"La ragazza che sapeva troppo" est souvent considéré comme le premier jalon du giallo. Genre transalpin qui sera peaufiné dans l'un des films suivants de Mario Bava, "6 donne per l'assassino" avant d'être repris avec succès par d'autres réalisateurs, Dario Argento en tête.
On retrouve en effet ici plusieurs ingrédients typiques du giallo. Une héroïne qui se retrouve mêlée malgré elle à une histoire de meurtre, et qui va décider d'enquêter par ses propres moyens. Une ambiance urbaine, nocturne, et cauchemardesque. Avec un soupçon de fantastique : l'héroïne a-t-elle rêvé le meurtre dont elle a été témoin ? S'agissait-il d'un spectre d'un meurtre passé ? Le thème de la perception d'un événement clé sera par ailleurs également un thème récurrent chez Dario Argento.
Sauf qu'il faut quand même admettre que le scénario est ici bancal. L'intrigue n'est guère palpitante, et pas très plausible. Et l'on oscille maladroitement entre quelques touches d'humour (certes réussies), du polar, de l'horreur, et de la romance (!).
Avec en prime cette voix-off qui intervient de temps à autre de manière poussive. J'en comprends bien le sens : notre héroïne étant amatrice de romans policier, cette voix représente celle d'un narrateur de l'histoire dont l'héroïne s'imagine être la protagoniste. Mais on aurait pu allègrement s'en passer...
Heureusement, sur la forme c'est assez soigné. D'abord, Mario Bava utilise pleinement la ville de Rome, nous offrant pratiquement une visite touristique de la cité antique. La Place d'Espagne étant un lieu très récurrent. Avouez qu'il y a bien pire comme cadre !

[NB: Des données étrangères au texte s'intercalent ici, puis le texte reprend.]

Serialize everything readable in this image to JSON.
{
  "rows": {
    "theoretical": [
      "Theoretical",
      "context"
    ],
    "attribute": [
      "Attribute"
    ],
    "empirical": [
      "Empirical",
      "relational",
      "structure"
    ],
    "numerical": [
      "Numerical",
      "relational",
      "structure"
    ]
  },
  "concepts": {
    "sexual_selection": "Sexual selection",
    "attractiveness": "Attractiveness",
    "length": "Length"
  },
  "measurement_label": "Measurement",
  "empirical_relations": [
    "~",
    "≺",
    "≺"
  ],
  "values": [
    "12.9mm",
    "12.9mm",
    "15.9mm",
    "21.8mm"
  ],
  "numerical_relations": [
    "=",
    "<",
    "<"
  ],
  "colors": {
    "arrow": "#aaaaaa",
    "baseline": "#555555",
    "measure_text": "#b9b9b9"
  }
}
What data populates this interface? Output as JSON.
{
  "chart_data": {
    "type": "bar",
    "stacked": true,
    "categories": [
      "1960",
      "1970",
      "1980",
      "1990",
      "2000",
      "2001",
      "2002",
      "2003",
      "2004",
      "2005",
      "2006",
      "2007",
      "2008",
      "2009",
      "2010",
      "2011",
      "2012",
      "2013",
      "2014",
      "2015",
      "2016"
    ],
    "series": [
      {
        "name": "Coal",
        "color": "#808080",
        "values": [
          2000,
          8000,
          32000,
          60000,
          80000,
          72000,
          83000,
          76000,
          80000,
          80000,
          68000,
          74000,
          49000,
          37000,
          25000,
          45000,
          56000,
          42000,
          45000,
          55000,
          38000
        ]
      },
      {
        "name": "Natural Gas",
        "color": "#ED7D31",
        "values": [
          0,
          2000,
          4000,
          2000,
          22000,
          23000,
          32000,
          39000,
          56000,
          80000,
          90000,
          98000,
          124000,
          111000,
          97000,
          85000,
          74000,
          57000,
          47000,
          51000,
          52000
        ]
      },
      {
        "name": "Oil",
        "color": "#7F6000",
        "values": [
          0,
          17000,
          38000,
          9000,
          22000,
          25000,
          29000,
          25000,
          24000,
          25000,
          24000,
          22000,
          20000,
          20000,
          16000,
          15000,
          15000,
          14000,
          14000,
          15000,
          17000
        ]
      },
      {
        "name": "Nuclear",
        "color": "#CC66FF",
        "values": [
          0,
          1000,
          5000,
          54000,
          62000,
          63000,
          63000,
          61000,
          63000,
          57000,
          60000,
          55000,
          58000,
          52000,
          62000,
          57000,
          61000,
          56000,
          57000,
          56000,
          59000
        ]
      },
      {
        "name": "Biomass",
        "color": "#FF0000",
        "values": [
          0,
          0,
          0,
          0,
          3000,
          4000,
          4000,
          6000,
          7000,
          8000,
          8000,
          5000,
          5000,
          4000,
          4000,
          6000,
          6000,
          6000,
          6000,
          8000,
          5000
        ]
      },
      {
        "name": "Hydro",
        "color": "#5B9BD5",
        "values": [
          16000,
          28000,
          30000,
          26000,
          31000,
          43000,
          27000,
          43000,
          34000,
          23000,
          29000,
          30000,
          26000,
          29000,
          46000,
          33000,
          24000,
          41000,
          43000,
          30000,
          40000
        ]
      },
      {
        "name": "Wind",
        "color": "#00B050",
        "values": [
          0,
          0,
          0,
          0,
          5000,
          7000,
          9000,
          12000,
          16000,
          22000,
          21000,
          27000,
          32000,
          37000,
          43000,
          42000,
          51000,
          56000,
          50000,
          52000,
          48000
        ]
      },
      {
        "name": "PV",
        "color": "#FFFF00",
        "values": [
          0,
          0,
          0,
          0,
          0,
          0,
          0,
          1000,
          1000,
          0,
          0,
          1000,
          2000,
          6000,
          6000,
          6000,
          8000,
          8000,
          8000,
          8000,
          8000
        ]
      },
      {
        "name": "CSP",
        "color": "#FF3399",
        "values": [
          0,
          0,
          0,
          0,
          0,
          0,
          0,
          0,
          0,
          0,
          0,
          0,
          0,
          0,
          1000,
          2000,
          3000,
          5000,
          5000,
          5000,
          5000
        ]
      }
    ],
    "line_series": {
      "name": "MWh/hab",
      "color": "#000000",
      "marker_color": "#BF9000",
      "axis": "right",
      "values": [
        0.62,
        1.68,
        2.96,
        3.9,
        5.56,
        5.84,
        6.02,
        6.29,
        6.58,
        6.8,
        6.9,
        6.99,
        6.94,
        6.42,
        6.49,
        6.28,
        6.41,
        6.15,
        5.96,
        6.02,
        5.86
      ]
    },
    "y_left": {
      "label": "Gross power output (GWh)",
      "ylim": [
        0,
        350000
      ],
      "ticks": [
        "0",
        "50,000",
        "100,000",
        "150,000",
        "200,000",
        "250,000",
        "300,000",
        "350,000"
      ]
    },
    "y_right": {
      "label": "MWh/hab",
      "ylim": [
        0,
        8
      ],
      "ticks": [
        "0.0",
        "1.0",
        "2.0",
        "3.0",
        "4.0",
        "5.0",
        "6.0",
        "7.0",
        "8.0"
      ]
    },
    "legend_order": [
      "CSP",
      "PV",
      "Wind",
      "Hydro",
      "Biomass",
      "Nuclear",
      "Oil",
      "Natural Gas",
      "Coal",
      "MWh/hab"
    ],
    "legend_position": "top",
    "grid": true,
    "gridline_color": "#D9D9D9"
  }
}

Et puis le réalisateur se montre à l'aise avec le noir & blanc. Jouant régulièrement sur les éclairages, les recoins sombres, les contrastes, et les angles de caméra malaisant. Étonnement, ce sera le dernier film en noir & blanc de Mario Bava. Anecdote amusante : Bava aurait avoué avoir trouvé le scénario un peu bête, et se serait donc focalisé sur la technique lors du tournage...
Enfin, le couple formé par John Saxon et Leticia Roman est franchement mignon, et leurs scènes communes sympathiques (bien que tranchant parfois totalement avec le reste). Je crois pleinement Luiggi Cozzi, qui a raconté que le film aurait été écrit initialement comme une romance !
A l'arrivée donc, un proto-giallo inégal en ce qui me concerne.
A noter qu'il en existe une version américaine, titrée "Evil Eye". Ne vous faites pas avoir, il ne s'agit pas d'un simple doublage ou retitrage. Cette version a changé la musique, la fin du film italien, et elle a ajouté/supprimé des scènes.